What GPU model provides the best use depends entirely on the domain size, the time available per simulation and generally speaking the circumstances under which you want to work with flox-GPU. Therefore there is no perfect GPU for flox-GPU, performance depends on your simulation demands. Still, here are a few pointers:
GPU clock rate:
While not always the limiting factor in a simulation, usually the faster the better. Most cards provide a base clock and a boost clock. If no thermal restrictions are put on the card (ie bad casing, bad cooling, overheating of individual cards) they usually work at their boost clocks without issues.
GPU memory:
GPU memory size limits the wet domain size and to a lesser degree the overall domain size. flox-GPU does dynamic memory management for the wet domain, so you can carelessly model very big domains if only a small percentage of the cells are actually wet (see documentation for details on this).
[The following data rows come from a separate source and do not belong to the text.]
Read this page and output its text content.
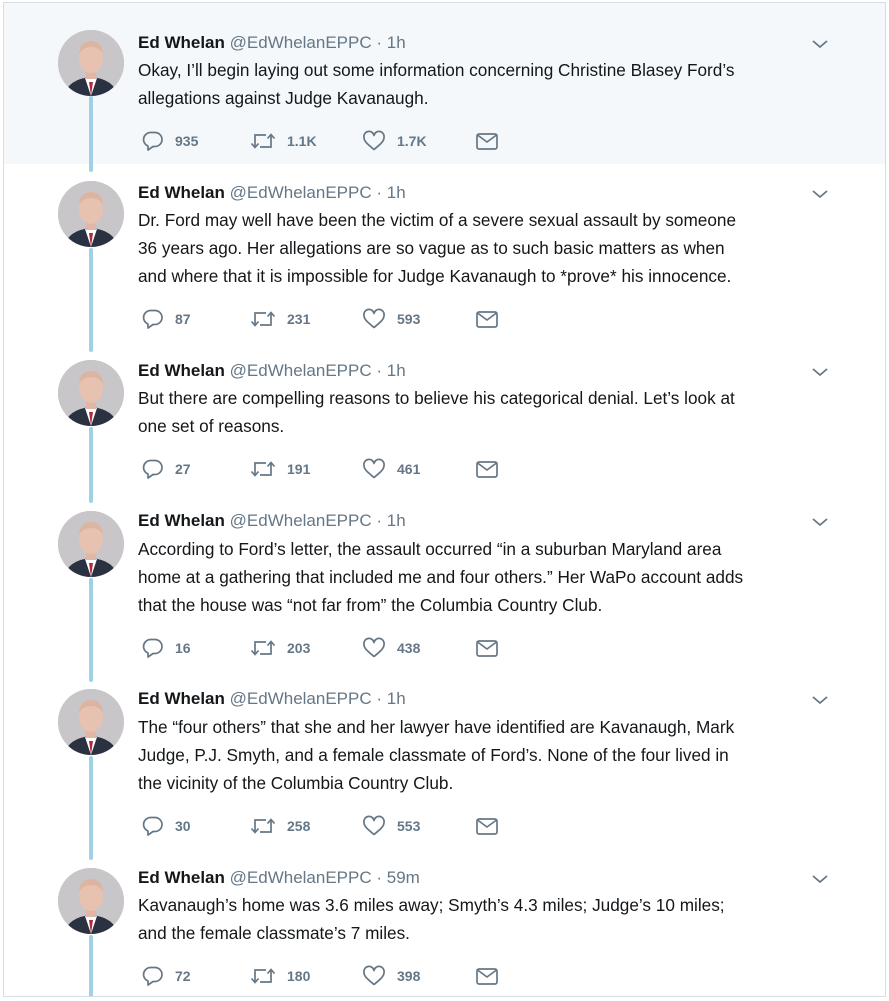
Ed Whelan @EdWhelanEPPC · 1h
Okay, I’ll begin laying out some information concerning Christine Blasey Ford’s
allegations against Judge Kavanaugh.
935	1.1K	1.7K
Ed Whelan @EdWhelanEPPC · 1h
Dr. Ford may well have been the victim of a severe sexual assault by someone
36 years ago. Her allegations are so vague as to such basic matters as when
and where that it is impossible for Judge Kavanaugh to *prove* his innocence.
87	231	593
Ed Whelan @EdWhelanEPPC · 1h
But there are compelling reasons to believe his categorical denial. Let’s look at
one set of reasons.
27	191	461
Ed Whelan @EdWhelanEPPC · 1h
According to Ford’s letter, the assault occurred “in a suburban Maryland area
home at a gathering that included me and four others.” Her WaPo account adds
that the house was “not far from” the Columbia Country Club.
16	203	438
Ed Whelan @EdWhelanEPPC · 1h
The “four others” that she and her lawyer have identified are Kavanaugh, Mark
Judge, P.J. Smyth, and a female classmate of Ford’s. None of the four lived in
the vicinity of the Columbia Country Club.
30	258	553
Ed Whelan @EdWhelanEPPC · 59m
Kavanaugh’s home was 3.6 miles away; Smyth’s 4.3 miles; Judge’s 10 miles;
and the female classmate’s 7 miles.
72	180	398
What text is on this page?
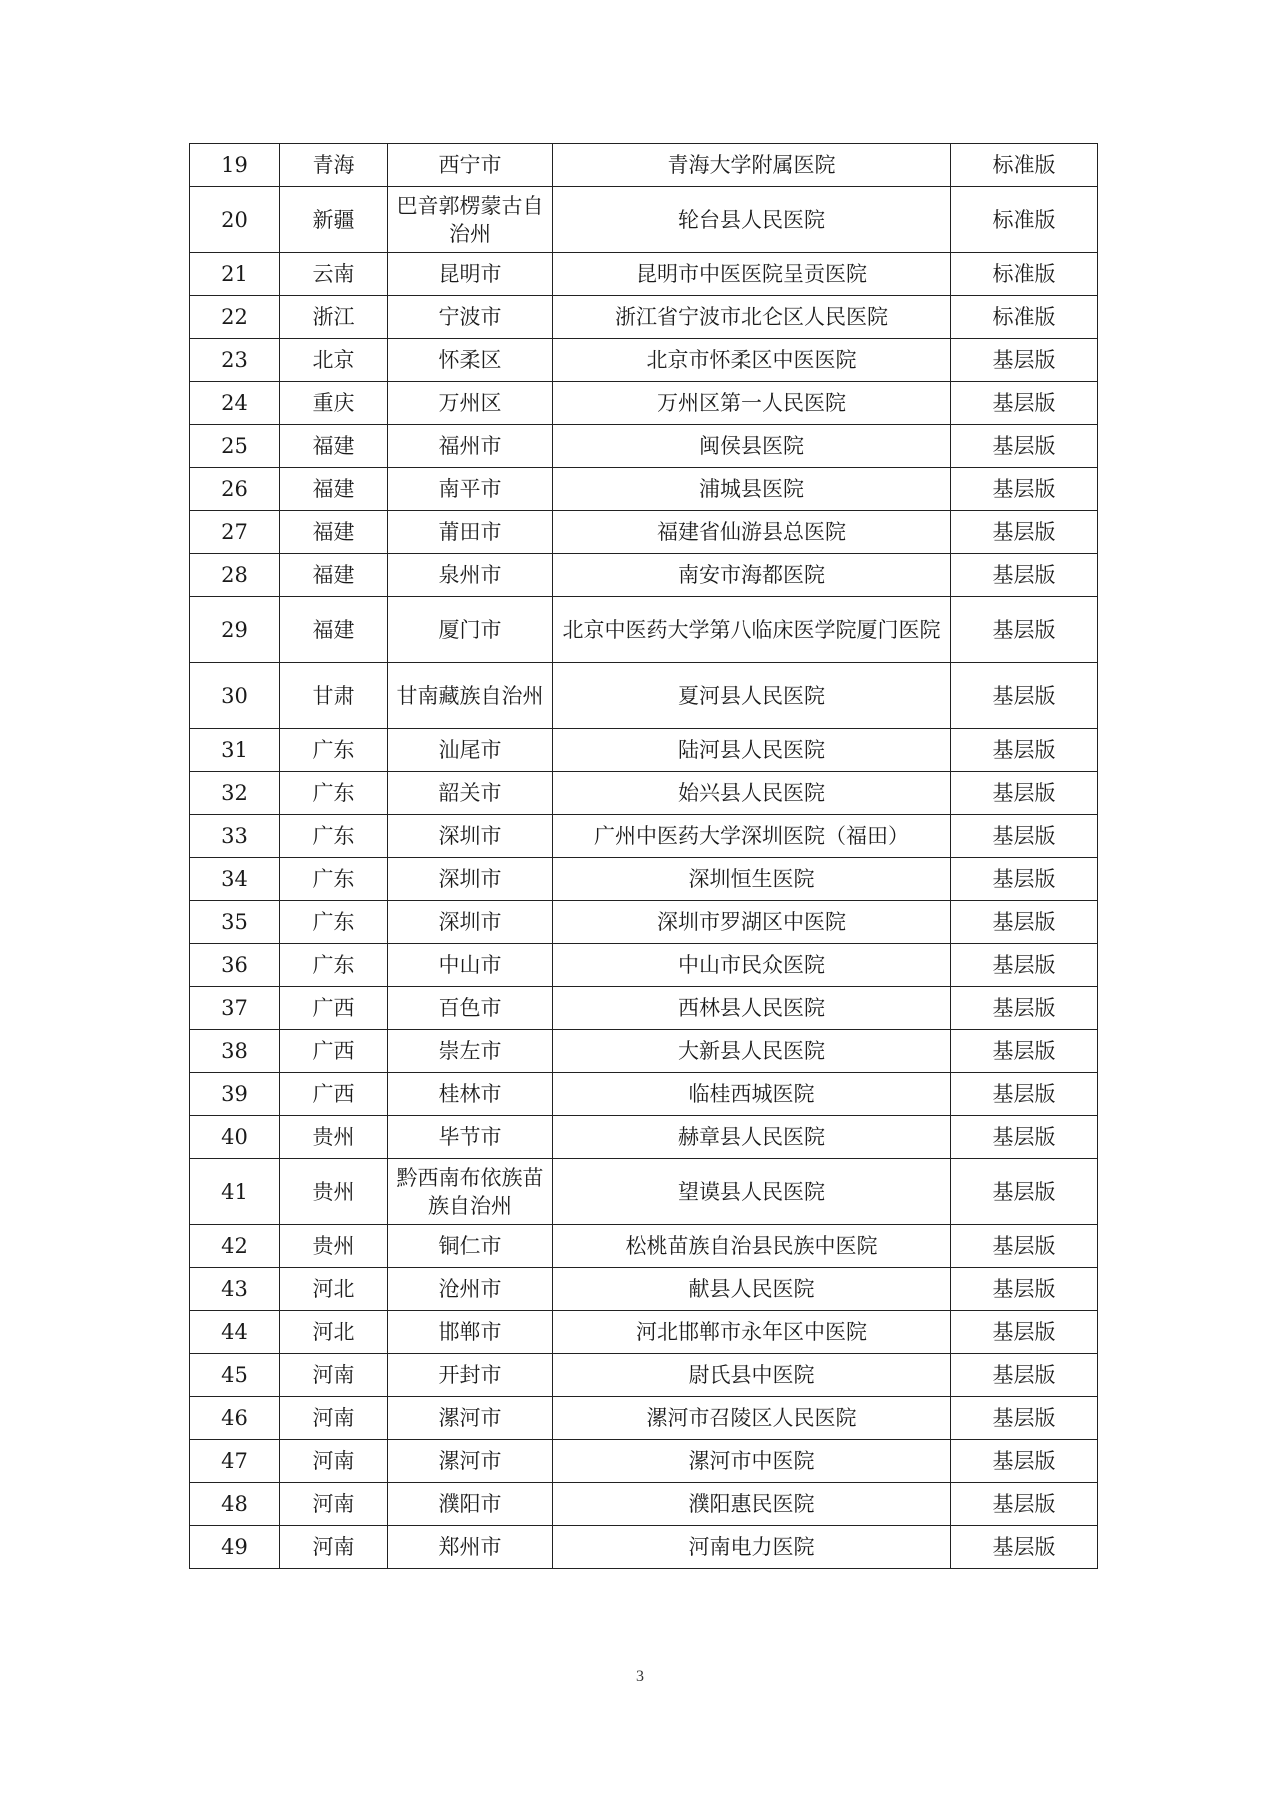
19	青海	西宁市	青海大学附属医院	标准版
20	新疆	巴音郭楞蒙古自治州	轮台县人民医院	标准版
21	云南	昆明市	昆明市中医医院呈贡医院	标准版
22	浙江	宁波市	浙江省宁波市北仑区人民医院	标准版
23	北京	怀柔区	北京市怀柔区中医医院	基层版
24	重庆	万州区	万州区第一人民医院	基层版
25	福建	福州市	闽侯县医院	基层版
26	福建	南平市	浦城县医院	基层版
27	福建	莆田市	福建省仙游县总医院	基层版
28	福建	泉州市	南安市海都医院	基层版
29	福建	厦门市	北京中医药大学第八临床医学院厦门医院	基层版
30	甘肃	甘南藏族自治州	夏河县人民医院	基层版
31	广东	汕尾市	陆河县人民医院	基层版
32	广东	韶关市	始兴县人民医院	基层版
33	广东	深圳市	广州中医药大学深圳医院（福田）	基层版
34	广东	深圳市	深圳恒生医院	基层版
35	广东	深圳市	深圳市罗湖区中医院	基层版
36	广东	中山市	中山市民众医院	基层版
37	广西	百色市	西林县人民医院	基层版
38	广西	崇左市	大新县人民医院	基层版
39	广西	桂林市	临桂西城医院	基层版
40	贵州	毕节市	赫章县人民医院	基层版
41	贵州	黔西南布依族苗族自治州	望谟县人民医院	基层版
42	贵州	铜仁市	松桃苗族自治县民族中医院	基层版
43	河北	沧州市	献县人民医院	基层版
44	河北	邯郸市	河北邯郸市永年区中医院	基层版
45	河南	开封市	尉氏县中医院	基层版
46	河南	漯河市	漯河市召陵区人民医院	基层版
47	河南	漯河市	漯河市中医院	基层版
48	河南	濮阳市	濮阳惠民医院	基层版
49	河南	郑州市	河南电力医院	基层版
3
The following table provides a rough number for the memory needed for a completely wet domain of a given size (which in terms of memory is the worst case).
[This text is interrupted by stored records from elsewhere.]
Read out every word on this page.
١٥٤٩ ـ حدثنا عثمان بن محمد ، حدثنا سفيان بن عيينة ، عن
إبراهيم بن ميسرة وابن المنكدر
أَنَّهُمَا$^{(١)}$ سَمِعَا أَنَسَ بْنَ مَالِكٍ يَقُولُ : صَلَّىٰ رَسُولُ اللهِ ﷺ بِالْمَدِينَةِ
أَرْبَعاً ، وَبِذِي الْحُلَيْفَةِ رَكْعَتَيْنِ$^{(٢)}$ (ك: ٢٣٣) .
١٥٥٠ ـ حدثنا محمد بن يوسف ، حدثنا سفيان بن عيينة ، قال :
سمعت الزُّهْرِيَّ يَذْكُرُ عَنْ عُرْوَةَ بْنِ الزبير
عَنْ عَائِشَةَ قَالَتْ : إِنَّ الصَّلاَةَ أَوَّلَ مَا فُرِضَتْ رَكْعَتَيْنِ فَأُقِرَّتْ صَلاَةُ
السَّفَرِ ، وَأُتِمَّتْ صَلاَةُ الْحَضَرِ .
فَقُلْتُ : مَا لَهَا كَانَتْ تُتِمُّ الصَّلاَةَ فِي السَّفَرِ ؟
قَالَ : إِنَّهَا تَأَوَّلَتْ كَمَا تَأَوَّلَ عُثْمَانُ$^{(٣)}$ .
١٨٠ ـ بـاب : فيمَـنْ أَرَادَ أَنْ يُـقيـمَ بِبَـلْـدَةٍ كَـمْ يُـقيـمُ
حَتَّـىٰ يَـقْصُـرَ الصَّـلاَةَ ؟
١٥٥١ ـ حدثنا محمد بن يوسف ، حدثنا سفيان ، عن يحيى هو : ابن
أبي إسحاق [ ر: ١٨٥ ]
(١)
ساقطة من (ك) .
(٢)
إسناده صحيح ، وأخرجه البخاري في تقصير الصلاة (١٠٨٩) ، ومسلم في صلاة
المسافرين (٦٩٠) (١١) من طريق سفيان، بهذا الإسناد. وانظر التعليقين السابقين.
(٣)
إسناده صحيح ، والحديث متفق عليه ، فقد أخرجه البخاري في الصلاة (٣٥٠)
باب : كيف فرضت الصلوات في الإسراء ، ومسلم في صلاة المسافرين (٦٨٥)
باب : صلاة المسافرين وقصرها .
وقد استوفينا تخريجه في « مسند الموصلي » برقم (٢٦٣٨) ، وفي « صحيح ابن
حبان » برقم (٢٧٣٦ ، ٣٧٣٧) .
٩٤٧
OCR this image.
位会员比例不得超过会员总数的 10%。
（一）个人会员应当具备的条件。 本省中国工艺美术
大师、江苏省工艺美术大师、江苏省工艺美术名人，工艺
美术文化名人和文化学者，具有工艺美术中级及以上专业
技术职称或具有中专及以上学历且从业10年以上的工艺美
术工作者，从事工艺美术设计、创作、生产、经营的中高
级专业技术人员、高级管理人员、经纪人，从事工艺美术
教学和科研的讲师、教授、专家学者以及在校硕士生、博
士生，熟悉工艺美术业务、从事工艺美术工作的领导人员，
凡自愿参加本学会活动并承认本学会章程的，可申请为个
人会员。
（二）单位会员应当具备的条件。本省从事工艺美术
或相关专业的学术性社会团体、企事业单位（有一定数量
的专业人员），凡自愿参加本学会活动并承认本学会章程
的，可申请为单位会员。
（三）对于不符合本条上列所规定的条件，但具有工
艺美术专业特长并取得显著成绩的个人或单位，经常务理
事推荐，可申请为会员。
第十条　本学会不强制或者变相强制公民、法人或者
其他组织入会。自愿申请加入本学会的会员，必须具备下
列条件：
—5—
domain size [cells] | estimated GPU memory required[MB] |
100×100 | 1 |
200×200 | 4 |
500×500 | 25 |
1000×1000 | ~200 |
3000×3000 | ~850 |
4000×4000 | ~1400 |
7000×7000 | ~4’500 |
Turning on or off different features in flox-GPU obvisously changes these numbers. They only serve as rough estimate.
GPU cooling:
Generally speaking, you want your GPU to be as cool as possible. Having a longer simulation run on your GPU can put it on a high load (80% and more) for the whole duration of the run. This can result in relatively high temperatures on your hardware. Modern hardware is absolutely capable of handling these temperatures under load for an extended amount of time. If your casing or hindered air flow etc. limits the capacity of heat being transferred away from the GPU, they will throttle their clock or shut down completely before they overheat and damage themselves. This should be avoided through a good cooling solution. If you plan to use several GPUs in the same workstation, make sure to either space them adequately from each other or use a sufficient cooling solution. Reference coolers usually provide better cooling if you plan a workstation with 3 or more GPUs, while custom (so called “Aftermarket”) cooling solutions usually work best on single or dual card setups.
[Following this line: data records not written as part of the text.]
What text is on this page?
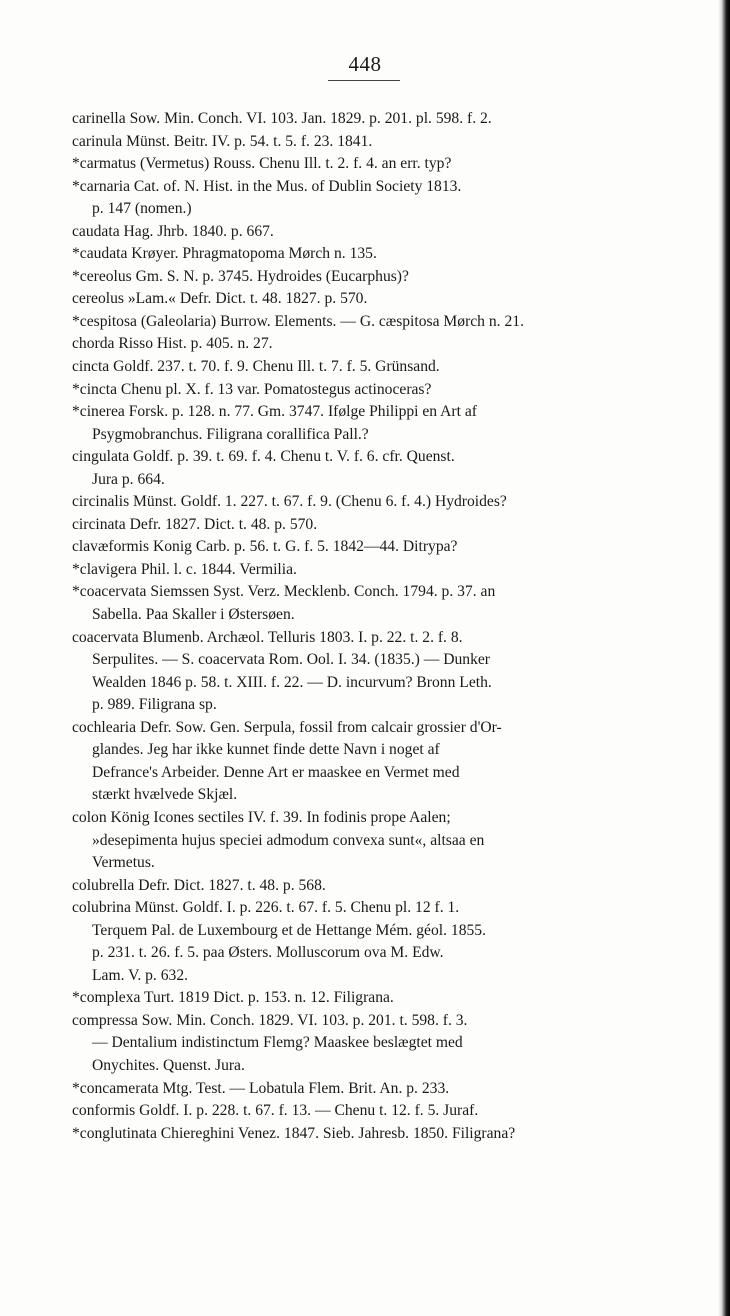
448
carinella Sow. Min. Conch. VI. 103. Jan. 1829. p. 201. pl. 598. f. 2.
carinula Münst. Beitr. IV. p. 54. t. 5. f. 23. 1841.
*carmatus (Vermetus) Rouss. Chenu Ill. t. 2. f. 4. an err. typ?
*carnaria Cat. of. N. Hist. in the Mus. of Dublin Society 1813.
p. 147 (nomen.)
caudata Hag. Jhrb. 1840. p. 667.
*caudata Krøyer. Phragmatopoma Mørch n. 135.
*cereolus Gm. S. N. p. 3745. Hydroides (Eucarphus)?
cereolus »Lam.« Defr. Dict. t. 48. 1827. p. 570.
*cespitosa (Galeolaria) Burrow. Elements. — G. cæspitosa Mørch n. 21.
chorda Risso Hist. p. 405. n. 27.
cincta Goldf. 237. t. 70. f. 9. Chenu Ill. t. 7. f. 5. Grünsand.
*cincta Chenu pl. X. f. 13 var. Pomatostegus actinoceras?
*cinerea Forsk. p. 128. n. 77. Gm. 3747. Ifølge Philippi en Art af
Psygmobranchus. Filigrana corallifica Pall.?
cingulata Goldf. p. 39. t. 69. f. 4. Chenu t. V. f. 6. cfr. Quenst.
Jura p. 664.
circinalis Münst. Goldf. 1. 227. t. 67. f. 9. (Chenu 6. f. 4.) Hydroides?
circinata Defr. 1827. Dict. t. 48. p. 570.
clavæformis Konig Carb. p. 56. t. G. f. 5. 1842—44. Ditrypa?
*clavigera Phil. l. c. 1844. Vermilia.
*coacervata Siemssen Syst. Verz. Mecklenb. Conch. 1794. p. 37. an
Sabella. Paa Skaller i Østersøen.
coacervata Blumenb. Archæol. Telluris 1803. I. p. 22. t. 2. f. 8.
Serpulites. — S. coacervata Rom. Ool. I. 34. (1835.) — Dunker
Wealden 1846 p. 58. t. XIII. f. 22. — D. incurvum? Bronn Leth.
p. 989. Filigrana sp.
cochlearia Defr. Sow. Gen. Serpula, fossil from calcair grossier d'Or-
glandes. Jeg har ikke kunnet finde dette Navn i noget af
Defrance's Arbeider. Denne Art er maaskee en Vermet med
stærkt hvælvede Skjæl.
colon König Icones sectiles IV. f. 39. In fodinis prope Aalen;
»desepimenta hujus speciei admodum convexa sunt«, altsaa en
Vermetus.
colubrella Defr. Dict. 1827. t. 48. p. 568.
colubrina Münst. Goldf. I. p. 226. t. 67. f. 5. Chenu pl. 12 f. 1.
Terquem Pal. de Luxembourg et de Hettange Mém. géol. 1855.
p. 231. t. 26. f. 5. paa Østers. Molluscorum ova M. Edw.
Lam. V. p. 632.
*complexa Turt. 1819 Dict. p. 153. n. 12. Filigrana.
compressa Sow. Min. Conch. 1829. VI. 103. p. 201. t. 598. f. 3.
— Dentalium indistinctum Flemg? Maaskee beslægtet med
Onychites. Quenst. Jura.
*concamerata Mtg. Test. — Lobatula Flem. Brit. An. p. 233.
conformis Goldf. I. p. 228. t. 67. f. 13. — Chenu t. 12. f. 5. Juraf.
*conglutinata Chiereghini Venez. 1847. Sieb. Jahresb. 1850. Filigrana?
What other things are to consider other than the GPU on your workstation?
CPU:
Generally speaking, speed of your CPU is neglectable compared to speed of your GPU when tuning for performance in flox-GPU. The system typically spends less than 10% of the time on CPU, the rest of the time it is idle. Any current mid-segment CPU will work fine with flox-GPU.
Memory (CPU):
Most simulations are limited by memory on the GPU (state of the art GPUs can have up to 12GB of memory) and not by memory available to the CPU. However: exceptionally large domains can use up a lot of CPU memory too. So, if you plan to work on very large domains, you will need a lot or RAM. As a rule of thumb we recommend about 2-3 times the amount of GPU memory for your CPU, taking into account that it is not only running flox-GPU.
Harddrive:
When working locally on a machine, in- and output (especially for large simulation domains) can benefit from fast read and write operations on the disk. Therefore a SSD or similar is advisable. Similarly, when working over a network, the network connection speed can also have an impact on the user experience.